Livraison : les petits opérateurs affûtent leurs armes face aux géants du secteur

Livraison : les petits opérateurs affûtent leurs armes face aux géants du secteur

Face à la concurrence des grands opérateurs, des petits Poucets misent sur la différenciation pour grignoter des parts de marché.

© Konstantin - stock.adobe.com

Les petits opérateurs du food delivery vivent à l’ombre de géants internationaux. Lutter pour son indépendance, être racheté par une multinationale ou disparaître, les fortunes sont diverses.

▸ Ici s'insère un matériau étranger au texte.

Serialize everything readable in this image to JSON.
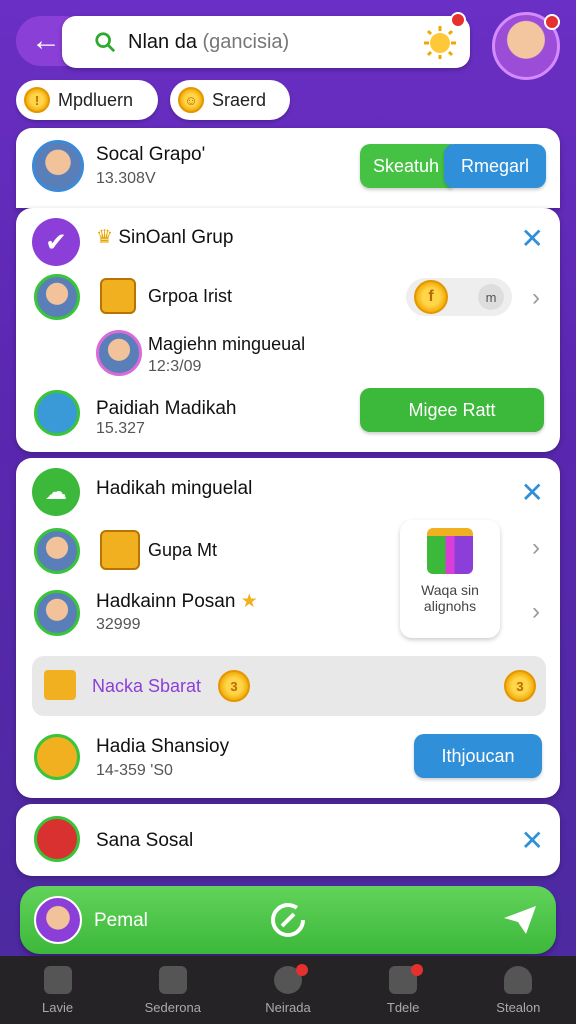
{
  "header": {
    "search_value": "Nlan da",
    "search_placeholder": "(gancisia)",
    "chips": [
      {
        "label": "Mpdluern"
      },
      {
        "label": "Sraerd"
      }
    ]
  },
  "social_group": {
    "title": "Socal Grapo'",
    "count": "13.308V",
    "btn_search": "Skeatuh",
    "btn_remegall": "Rmegarl"
  },
  "section1": {
    "title": "SinOanl Grup",
    "row1_title": "Grpoa Irist",
    "row1_badge": "m",
    "row2_title": "Magiehn mingueual",
    "row2_sub": "12:3/09",
    "row3_title": "Paidiah Madikah",
    "row3_sub": "15.327",
    "row3_btn": "Migee Ratt"
  },
  "section2": {
    "title": "Hadikah minguelal",
    "row1_title": "Gupa Mt",
    "row2_title": "Hadkainn Posan",
    "row2_sub": "32999",
    "promo_line1": "Waqa sin",
    "promo_line2": "alignohs",
    "banner_text": "Nacka Sbarat",
    "row3_title": "Hadia Shansioy",
    "row3_sub": "14-359 'S0",
    "row3_btn": "Ithjoucan"
  },
  "section3": {
    "title": "Sana Sosal"
  },
  "cta": {
    "label": "Pemal"
  },
  "tabs": [
    {
      "label": "Lavie"
    },
    {
      "label": "Sederona"
    },
    {
      "label": "Neirada"
    },
    {
      "label": "Tdele"
    },
    {
      "label": "Stealon"
    }
  ],
  "colors": {
    "accent_green": "#3cb83b",
    "accent_blue": "#2f8fd8",
    "background_purple": "#6a2fc4"
  }
}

Pour ceux qui en doutaient encore, la livraison est bel et bien devenue structurelle. « Elle représente aujourd’hui 20 % du chiffre d’affaires de la RHD », confirme François Blouin, président de Food Service Vision. Rien de bien étonnant tant les consommateurs se révèlent désormais casaniers. « Regarder des séries et des films est devenu l’activité préférée des Français », détaille Rémy Oudghiri, sociologue et directeur général de Sociovision. Sortir au restaurant ne se classe qu’à la quatrième position. Mais l’envolée des prix ne mettra-t-elle pas un coup d’arrêt à cette euphorie ? Pas du tout, à en croire une étude de Deliverect-Censuswide qui montre que 73,15 % des Français achètent aujourd’hui jusqu’à trois plats à emporter par semaine, contre 66,06 % avant la période d’inflation.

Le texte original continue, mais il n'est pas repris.